Michel n'osa pas répliquer. Cependant il n'était plus le bambin qui s'était sauvé de sa forteresse dans la peur d'une correction. Grand pour son âge, l'air de quinze ans plutôt que de treize, beau comme son père, le volontaire italien, avec le même ovale de visage aux lignes pures et au teint mat, les mêmes boucles noires flottant au-dessus des yeux d'ombre veloutée, il se redressa, croisa les bras, quand le marquis l'eut lâché, et lui lança un regard où il y avait, sinon du défi, du moins quelque chose qui y ressemblait par l'âpreté hautaine, farouche. Puis il se tourna et quitta la galerie.

Seul avec son valet de chambre, M. de Malboise dit négligemment à cet homme:

—«Inutile, n'est-ce pas? Poinclou, de colporter les réflexions de ce moutard. Pour qui ne connaîtrait pas sa présomption ridicule et la trop grande bienveillance de la marquise, on pourrait y trouver prétexte à commérage.

—Monsieur le marquis peut compter sur ma discrétion,» fit le domestique.

—«A propos,» dit le maître, n'ayant pas l'air d'attacher une autre importance à sa précédente remarque, «vous êtes marié, n'est-ce pas?

—Oui, monsieur le marquis.

—Ne souhaitiez-vous pas que votre femme fût prise en service chez nous?

—Si c'était un effet de votre bonté, monsieur le marquis, cela nous rendrait bien heureux.

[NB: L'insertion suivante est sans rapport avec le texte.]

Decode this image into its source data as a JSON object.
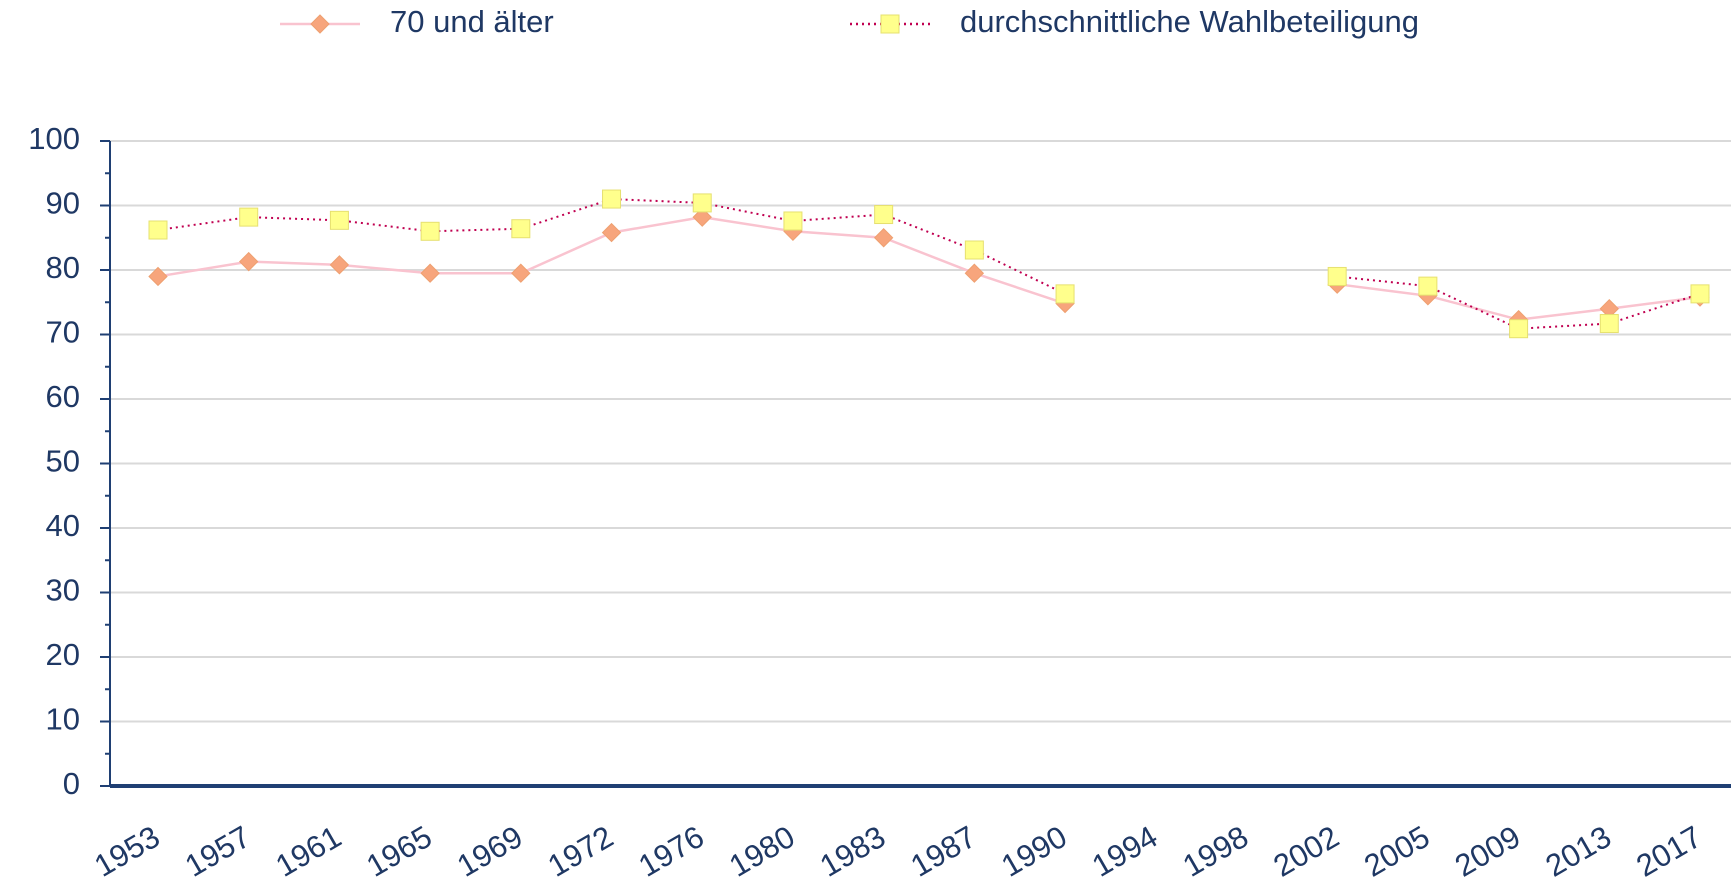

—Eh bien, Poinclou, voici à quoi je pensais,» reprit M. de Malboise, comme si cette idée ne lui venait pas à l'instant même. «Vous n'êtes plus bien jeune pour rester valet de chambre. J'ai envie de vous donner un poste de confiance, à vous et à votre femme, dans mon hôtel de la rue d'Offémont, à Paris. Vous y serez, non pas mes concierges, il n'y a pas de loge, mais mes intendants. Vous, Poinclou, vous vous occuperez plus spécialement de l'embauchage et de la direction des domestiques. Votre femme sera préposée à la lingerie. Et vous garderez la maison pendant nos séjours à Solgrès. Inutile de vous dire que vous toucherez des appointements correspondant à votre élévation en grade. Cela vous va-t-il?